AP is publicly owned but run as a corporation, with highly paid executives and a board of directors tasked with maximising profits. Facing a decline in revenue from ordinary letter mail, the company is appealing to the federal Labor government to modify legislated Performance Standards, which require delivery to 98 percent of addresses five days per week.

This would enable even more sweeping changes than those currently being trialled, allowing AP to further shift its focus towards the lucrative parcel delivery business. Ultimately, this is directed at a full or partial sell-off of the postal service. While the federal government denies this, AP boss Paul Graham has declared that nothing is out of the question.

Labor is completely on board with AP’s plans to end everyday delivery, as part of the government’s broader agenda for productivity increases through intensified exploitation of the working class. Through its Postal Services Modernisation initiative, the federal government is working with Australia Post to ramp up “productivity,” including by increasing the size of delivery rounds and loading workers up with an ever-growing number of parcels.

This means that, in order to fight the deepening assault on their conditions, AP workers need to take up a fight, not just against management and the new delivery model, but in opposition to Labor and the drive towards privatisation. This is impossible under the leadership of the CWU bureaucracy, which serves as the enforcer of the profit-driven demands of management and government.

This poses the need for AP workers to build new organisations of struggle, rank-and-file committees that are democratically controlled by workers themselves, in order to fight for their own interests.

In doing so, Australian postal workers will not be acting alone, but as part of a global fightback of postal and delivery workers against union-management-government attacks.

The British Communications Workers Union has worked with Royal Mail over the past year to ram through a new agreement, slashing the wages and conditions of postal workers, including the systematic undermining of the Universal Service Obligation, the equivalent to Australia’s Performance Standards.

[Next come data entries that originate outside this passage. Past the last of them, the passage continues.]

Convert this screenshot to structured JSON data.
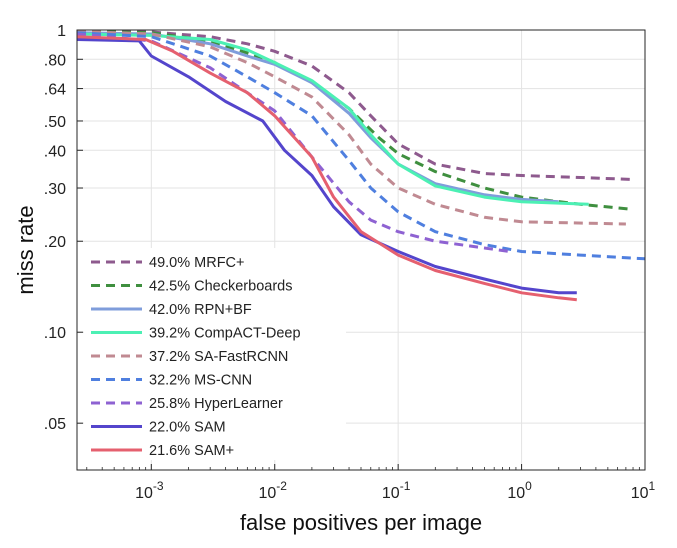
{
  "chart_data": {
    "type": "line",
    "xlabel": "false positives per image",
    "ylabel": "miss rate",
    "x_scale": "log",
    "y_scale": "log",
    "xlim": [
      0.00025,
      10
    ],
    "ylim": [
      0.035,
      1
    ],
    "x_ticks": [
      {
        "value": 0.001,
        "base": "10",
        "exp": "-3"
      },
      {
        "value": 0.01,
        "base": "10",
        "exp": "-2"
      },
      {
        "value": 0.1,
        "base": "10",
        "exp": "-1"
      },
      {
        "value": 1,
        "base": "10",
        "exp": "0"
      },
      {
        "value": 10,
        "base": "10",
        "exp": "1"
      }
    ],
    "y_ticks": [
      {
        "value": 1,
        "label": "1"
      },
      {
        "value": 0.8,
        "label": ".80"
      },
      {
        "value": 0.64,
        "label": ".64"
      },
      {
        "value": 0.5,
        "label": ".50"
      },
      {
        "value": 0.4,
        "label": ".40"
      },
      {
        "value": 0.3,
        "label": ".30"
      },
      {
        "value": 0.2,
        "label": ".20"
      },
      {
        "value": 0.1,
        "label": ".10"
      },
      {
        "value": 0.05,
        "label": ".05"
      }
    ],
    "grid": true,
    "legend_position": "bottom-left",
    "series": [
      {
        "name": "49.0% MRFC+",
        "color": "#8e5a8e",
        "dash": true,
        "points": [
          [
            0.00025,
            0.99
          ],
          [
            0.001,
            0.985
          ],
          [
            0.003,
            0.95
          ],
          [
            0.006,
            0.9
          ],
          [
            0.01,
            0.85
          ],
          [
            0.02,
            0.76
          ],
          [
            0.04,
            0.62
          ],
          [
            0.06,
            0.52
          ],
          [
            0.1,
            0.42
          ],
          [
            0.2,
            0.36
          ],
          [
            0.5,
            0.335
          ],
          [
            1,
            0.33
          ],
          [
            3,
            0.325
          ],
          [
            8,
            0.32
          ]
        ]
      },
      {
        "name": "42.5% Checkerboards",
        "color": "#3f8f3f",
        "dash": true,
        "points": [
          [
            0.00025,
            0.99
          ],
          [
            0.001,
            0.98
          ],
          [
            0.003,
            0.92
          ],
          [
            0.006,
            0.84
          ],
          [
            0.01,
            0.78
          ],
          [
            0.02,
            0.67
          ],
          [
            0.04,
            0.55
          ],
          [
            0.07,
            0.44
          ],
          [
            0.1,
            0.39
          ],
          [
            0.2,
            0.34
          ],
          [
            0.5,
            0.3
          ],
          [
            1,
            0.28
          ],
          [
            3,
            0.265
          ],
          [
            8,
            0.255
          ]
        ]
      },
      {
        "name": "42.0% RPN+BF",
        "color": "#7f9ddb",
        "dash": false,
        "points": [
          [
            0.00025,
            0.98
          ],
          [
            0.001,
            0.97
          ],
          [
            0.003,
            0.9
          ],
          [
            0.006,
            0.82
          ],
          [
            0.01,
            0.77
          ],
          [
            0.02,
            0.67
          ],
          [
            0.04,
            0.53
          ],
          [
            0.06,
            0.44
          ],
          [
            0.1,
            0.36
          ],
          [
            0.2,
            0.31
          ],
          [
            0.5,
            0.285
          ],
          [
            1,
            0.275
          ],
          [
            2,
            0.27
          ]
        ]
      },
      {
        "name": "39.2% CompACT-Deep",
        "color": "#4cf0b4",
        "dash": false,
        "points": [
          [
            0.00025,
            0.97
          ],
          [
            0.001,
            0.96
          ],
          [
            0.003,
            0.93
          ],
          [
            0.006,
            0.86
          ],
          [
            0.01,
            0.78
          ],
          [
            0.02,
            0.68
          ],
          [
            0.04,
            0.55
          ],
          [
            0.06,
            0.45
          ],
          [
            0.1,
            0.36
          ],
          [
            0.2,
            0.305
          ],
          [
            0.5,
            0.28
          ],
          [
            1,
            0.27
          ],
          [
            3.5,
            0.265
          ]
        ]
      },
      {
        "name": "37.2% SA-FastRCNN",
        "color": "#c08a92",
        "dash": true,
        "points": [
          [
            0.00025,
            0.99
          ],
          [
            0.001,
            0.97
          ],
          [
            0.003,
            0.88
          ],
          [
            0.006,
            0.78
          ],
          [
            0.01,
            0.7
          ],
          [
            0.02,
            0.6
          ],
          [
            0.04,
            0.45
          ],
          [
            0.06,
            0.36
          ],
          [
            0.1,
            0.3
          ],
          [
            0.2,
            0.265
          ],
          [
            0.5,
            0.24
          ],
          [
            1,
            0.232
          ],
          [
            7,
            0.228
          ]
        ]
      },
      {
        "name": "32.2% MS-CNN",
        "color": "#4f7fdf",
        "dash": true,
        "points": [
          [
            0.00025,
            0.98
          ],
          [
            0.001,
            0.95
          ],
          [
            0.003,
            0.82
          ],
          [
            0.006,
            0.7
          ],
          [
            0.01,
            0.62
          ],
          [
            0.02,
            0.52
          ],
          [
            0.04,
            0.37
          ],
          [
            0.06,
            0.3
          ],
          [
            0.1,
            0.25
          ],
          [
            0.2,
            0.215
          ],
          [
            0.5,
            0.195
          ],
          [
            1,
            0.185
          ],
          [
            3,
            0.18
          ],
          [
            10,
            0.175
          ]
        ]
      },
      {
        "name": "25.8% HyperLearner",
        "color": "#8e62d2",
        "dash": true,
        "points": [
          [
            0.00025,
            0.97
          ],
          [
            0.001,
            0.92
          ],
          [
            0.003,
            0.75
          ],
          [
            0.006,
            0.62
          ],
          [
            0.01,
            0.54
          ],
          [
            0.02,
            0.38
          ],
          [
            0.04,
            0.27
          ],
          [
            0.06,
            0.235
          ],
          [
            0.1,
            0.215
          ],
          [
            0.2,
            0.2
          ],
          [
            0.5,
            0.19
          ],
          [
            0.8,
            0.185
          ]
        ]
      },
      {
        "name": "22.0% SAM",
        "color": "#5445cc",
        "dash": false,
        "points": [
          [
            0.00025,
            0.93
          ],
          [
            0.0008,
            0.92
          ],
          [
            0.001,
            0.82
          ],
          [
            0.002,
            0.7
          ],
          [
            0.004,
            0.58
          ],
          [
            0.008,
            0.5
          ],
          [
            0.012,
            0.4
          ],
          [
            0.02,
            0.33
          ],
          [
            0.03,
            0.26
          ],
          [
            0.05,
            0.21
          ],
          [
            0.1,
            0.185
          ],
          [
            0.2,
            0.165
          ],
          [
            0.5,
            0.15
          ],
          [
            1,
            0.14
          ],
          [
            2,
            0.135
          ],
          [
            2.8,
            0.135
          ]
        ]
      },
      {
        "name": "21.6% SAM+",
        "color": "#e5606f",
        "dash": false,
        "points": [
          [
            0.00025,
            0.95
          ],
          [
            0.0009,
            0.93
          ],
          [
            0.0015,
            0.85
          ],
          [
            0.003,
            0.72
          ],
          [
            0.006,
            0.62
          ],
          [
            0.01,
            0.52
          ],
          [
            0.02,
            0.38
          ],
          [
            0.03,
            0.28
          ],
          [
            0.05,
            0.215
          ],
          [
            0.1,
            0.18
          ],
          [
            0.2,
            0.16
          ],
          [
            0.5,
            0.145
          ],
          [
            1,
            0.135
          ],
          [
            2,
            0.13
          ],
          [
            2.8,
            0.128
          ]
        ]
      }
    ]
  }
}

The union’s moves—in line with those of the rest of the British union apparatus—to crush the Royal Mail struggle, met with major opposition. In order to build an organised rebellion against this betrayal, a group of Royal Mail workers formed a Postal Workers Rank-and-File Committee, whose statements and articles have been read hundreds of thousands of times, prompting hundreds of postal workers to contact the WSWS and join the fight.

A similar struggle is underway at United Parcel Service (UPS) in the US. More than 300 UPS workers attended a rank-and-file committee meeting last weekend, to discuss how to defeat a sellout union-management proposed agreement and take on the Teamsters union bureaucracy.

As part of this global fight, a group of AP workers formed the Australian Postal Workers Rank-and-File Committee in 2021 to take forward the struggle against the ongoing restructuring operation and the total complicity of the CWU in the attacks on our jobs and conditions.